Back in 2015 the Conservative Party made two campaign blunders:
- In the wake of the tragic death of a small Syrian boy on a Turkish beach they failed to respond with the generosity of spirit that almost all Canadians wanted; and
- They decided to attack “barbaric cultural practices” which many, many Canadians, me included, interpreted as a thinly veiled attack on Middle Eastern and African immigrant communities.
The Liberals pounced and made political hay out of the Conservatives’ apparent hostility to the poorest of the poor in the world. The data suggests, to me, that some people who voted Conservative in 2011 either stayed home or switched to the Liberals in 2015, but, mainly, the Liberals energized millions of new, mainly younger voters, including many new Canadians who were, previously, politically apathetic, and they came out to vote and they voted for Justin Trudeau.
But the Chinese Canadian community, which is the largest non-European “ethnic” or “visible minority” group in Canada (about 5% of the population), seemed to hold its established political allegiances to all of the major political parties …
… but it is, very broadly, a socially moderate and fiscally prudent community with a long history of achievement in Canada and without ties to any single religious group.
Recently, however, some parts of the large and diverse Chinese-Canadian community have become concerned about some Liberal policies, especially with regard to
illegal irregular migrants. Now a Chinese businessman, a permanent resident of Canada but not a citizen, yet, who had, previously, been a supporter of the Liberal Party of Canada has come out in support of the Conservatives and, predictably, the Liberals and the NDP are raising the cry of illegal fundraising. The fear, for the Liberals, especially, is that Andrew Scheer’s Conservatives can repeat the success that Stephen Harper and Jason Kenney achieved a few years ago in bringing both money and the ethnic vote to the Conservative camp.
I do not believe that “ethnic Canadians” are the property of any one political party; my own personal experience suggests that many “ethnic Canadians” share a broad range of socio-economic and political values, some of which make the NDP an attractive political “home,” while for others that “home” is the Liberal Party of Canada, while, for a few others, it will be the Greens and, for many more, the Conservatives. Diversity is a strength for all parties.
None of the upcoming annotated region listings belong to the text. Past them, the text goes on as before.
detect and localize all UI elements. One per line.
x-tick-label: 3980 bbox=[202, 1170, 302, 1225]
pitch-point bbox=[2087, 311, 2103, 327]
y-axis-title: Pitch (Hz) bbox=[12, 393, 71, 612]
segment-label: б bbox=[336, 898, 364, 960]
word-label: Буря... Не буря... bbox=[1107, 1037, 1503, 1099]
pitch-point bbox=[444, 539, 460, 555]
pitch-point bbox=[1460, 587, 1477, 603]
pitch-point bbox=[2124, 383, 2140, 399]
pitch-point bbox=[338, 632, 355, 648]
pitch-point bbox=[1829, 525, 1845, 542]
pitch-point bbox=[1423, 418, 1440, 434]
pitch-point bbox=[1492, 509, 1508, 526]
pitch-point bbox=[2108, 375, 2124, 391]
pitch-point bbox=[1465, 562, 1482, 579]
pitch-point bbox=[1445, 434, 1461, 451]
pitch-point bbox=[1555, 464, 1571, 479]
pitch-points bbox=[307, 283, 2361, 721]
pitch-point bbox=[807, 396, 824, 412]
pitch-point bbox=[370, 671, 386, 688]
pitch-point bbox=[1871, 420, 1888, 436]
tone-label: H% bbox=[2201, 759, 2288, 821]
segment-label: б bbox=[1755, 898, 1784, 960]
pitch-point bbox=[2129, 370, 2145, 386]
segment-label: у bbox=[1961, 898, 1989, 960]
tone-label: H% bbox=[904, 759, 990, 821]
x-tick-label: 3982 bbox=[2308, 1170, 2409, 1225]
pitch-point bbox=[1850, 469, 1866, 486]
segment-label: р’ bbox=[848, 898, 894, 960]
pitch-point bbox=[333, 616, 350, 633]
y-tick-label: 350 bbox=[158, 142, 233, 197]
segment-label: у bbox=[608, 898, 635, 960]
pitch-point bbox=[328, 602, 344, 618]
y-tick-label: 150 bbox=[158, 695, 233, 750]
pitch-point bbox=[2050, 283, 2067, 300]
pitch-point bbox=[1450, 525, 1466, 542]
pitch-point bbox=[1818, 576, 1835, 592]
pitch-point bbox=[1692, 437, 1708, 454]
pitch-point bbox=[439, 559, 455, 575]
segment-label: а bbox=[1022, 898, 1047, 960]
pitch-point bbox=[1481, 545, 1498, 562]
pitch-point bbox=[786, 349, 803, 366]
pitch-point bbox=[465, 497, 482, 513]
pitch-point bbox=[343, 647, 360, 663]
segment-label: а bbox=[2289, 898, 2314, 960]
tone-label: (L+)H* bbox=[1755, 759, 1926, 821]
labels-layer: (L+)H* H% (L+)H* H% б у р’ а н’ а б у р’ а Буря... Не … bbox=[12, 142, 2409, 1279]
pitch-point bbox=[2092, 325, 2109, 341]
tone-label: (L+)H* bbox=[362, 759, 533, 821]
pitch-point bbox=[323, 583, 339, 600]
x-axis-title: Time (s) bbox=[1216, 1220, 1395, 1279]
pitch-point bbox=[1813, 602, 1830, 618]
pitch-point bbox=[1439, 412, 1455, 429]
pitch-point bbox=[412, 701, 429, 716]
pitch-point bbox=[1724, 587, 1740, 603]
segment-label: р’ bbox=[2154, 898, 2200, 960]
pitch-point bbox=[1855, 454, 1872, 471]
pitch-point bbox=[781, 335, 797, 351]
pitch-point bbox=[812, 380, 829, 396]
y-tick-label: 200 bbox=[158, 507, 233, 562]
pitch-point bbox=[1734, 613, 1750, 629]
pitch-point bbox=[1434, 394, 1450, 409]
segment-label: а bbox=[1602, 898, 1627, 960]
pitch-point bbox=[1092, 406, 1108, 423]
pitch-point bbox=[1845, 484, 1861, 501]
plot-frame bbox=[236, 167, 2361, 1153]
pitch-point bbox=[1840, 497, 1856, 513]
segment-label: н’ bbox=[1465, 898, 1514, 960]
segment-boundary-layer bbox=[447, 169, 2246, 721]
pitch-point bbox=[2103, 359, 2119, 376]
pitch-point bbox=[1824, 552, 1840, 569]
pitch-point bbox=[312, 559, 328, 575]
The charge of using third party groups to skirt election laws is not new; the Conservatives have been tarred with this brush before (and has been guilty of some shady dealings, too) even though it appears that groups like Leadnow and the Tides Foundation ~ groups which work hard against anything Conservative ~ are rarely if ever mentioned in the mainstream media. But the Trudeau Liberals have also been courting “money and the ethnic vote,” including in the Chinese community. In fact, as the recent Globe and Mail story, linked in the fourth paragraph, above, says, Mr Zhou, who is now being accused of raising funds for Andrew Scheer’s Conservatives, “was among a select group of Chinese-Canadian businessmen who attended an exclusive cash-for-access fundraiser in 2016 where Prime Minister Justin Trudeau met Chinese billionaires Zhang Bin and Niu Gensheng … [who then] … donated $1-million to the Pierre Elliott Trudeau Foundation.” As the Globe and Mail explained, in 2017, the Vancouver “cash for access” meeting with Canada’s prime minister as the ‘prize’ was not a one-off affair.
Canada’s ethnic communities are not monolithic; some, like the Chinese-Canadians have firm political roots in several different parties ~ in fact they are not much different from Canadians of European origin in that they try to preserve some aspects of the “old country” culture while they contribute, mightily, to the socio-economic future of their new homeland. In some cases, in some ethnic communities, family ties are strong and some families have business dealings with the “old country,” and, now and again, are tied to rich foreign businessmen who want to influence Canadian trade policies. There is nothing wrong with that, in any way, and, in fact, it is one of the advantages of a sound immigration policy which allows us, eventually, to exploit those “families ties” to strengthen our trading relationships. What is wrong is Justin Trudeau’s “cash for access” scheme and other fundraising techniques that are designed go skirt Canada’s campaign financing laws. If this new “network” set up by Mr Zhou is breaking any laws then it needs to be closed down … just as Prime Minister Trudeau must be held to account, in parliament and in the media, for his egregious breaches of legal and ethical standards in the (still ongoing?) “cash for access” schemes.